Visa makes a carbon market move (Axios – May 2022)

May 10, 2022 (Axios)

Visa completed a pilot carbon credits transaction with Carbonplace, the SWIFT-like service for the carbon market.

Why it matters: There is little room for a suite of infrastructure-software companies in a market with billions of dollars of risk-averse capital at stake. In short, just a few organizations will capture the growing market.

How it works: Carbonplace’s software allows buyers’ and sellers’ banks to communicate in compliance with know-your-customer (KYC) and anti-money laundering (AML) considerations.

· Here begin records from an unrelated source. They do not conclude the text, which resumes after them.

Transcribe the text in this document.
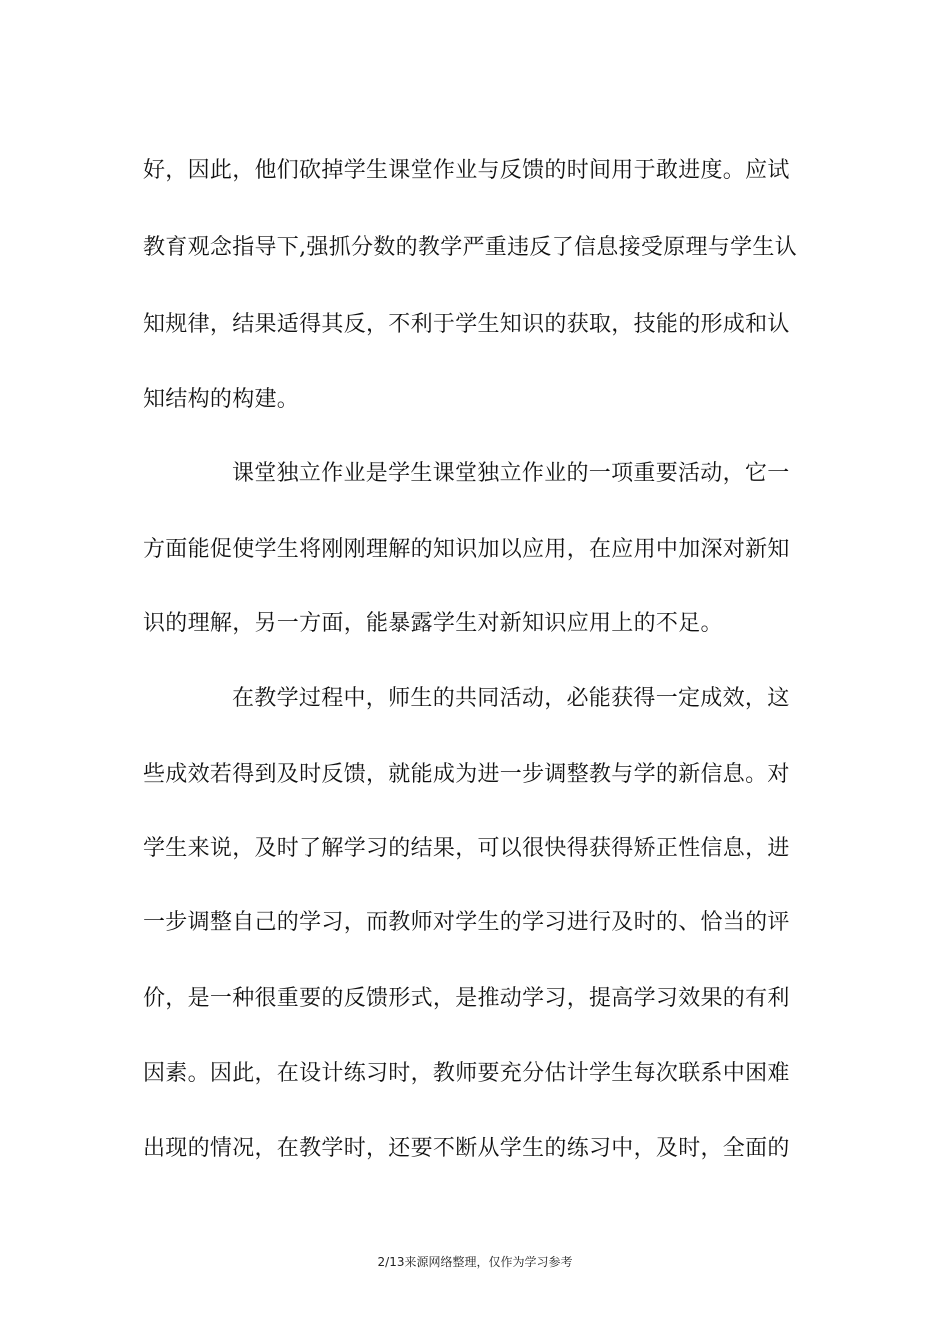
好，因此，他们砍掉学生课堂作业与反馈的时间用于敢进度。应试
教育观念指导下,强抓分数的教学严重违反了信息接受原理与学生认
知规律，结果适得其反，不利于学生知识的获取，技能的形成和认
知结构的构建。
课堂独立作业是学生课堂独立作业的一项重要活动，它一
方面能促使学生将刚刚理解的知识加以应用，在应用中加深对新知
识的理解，另一方面，能暴露学生对新知识应用上的不足。
在教学过程中，师生的共同活动，必能获得一定成效，这
些成效若得到及时反馈，就能成为进一步调整教与学的新信息。对
学生来说，及时了解学习的结果，可以很快得获得矫正性信息，进
一步调整自己的学习，而教师对学生的学习进行及时的、恰当的评
价，是一种很重要的反馈形式，是推动学习，提高学习效果的有利
因素。因此，在设计练习时，教师要充分估计学生每次联系中困难
出现的情况，在教学时，还要不断从学生的练习中，及时，全面的
2/13来源网络整理，仅作为学习参考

The software itself is a private blockchain that retains the ledger of credit ownership and transfer. Though some public blockchain protocols are incredibly energy intensive due to the raw computing power associated with the proof-of-work mechanism, a private ledger without PoW requires less energy to run.

What’s happening: Visa purchased the Verra-certified credits from Sustainable Carbon, a carbon credit project developer.

In this case, Visa was able to offload the KYC process, which can be a comprehensive process in the nascent carbon market, to Carbonplace via its consortium of bank founding partners. National Australia Bank facilitated the transaction on Visa’s behalf, and Itaú Unibanco completed the sale on Sustainable Carbon’s behalf.

The pilot transaction’s goal was to ensure Carbonplace was set up for large financial and credit institutions that need to offset emissions in other areas, Robin Green, executive director of digital markets at CIBC, one of the banks that founded Carbonplace, tells Axios. What’s next: Carbonplace has completed several other credit transactions in the past year, and intends to be available publicly toward the end of 2022.

It will partner with banks, whose corporate clients then have access to its software, Green says.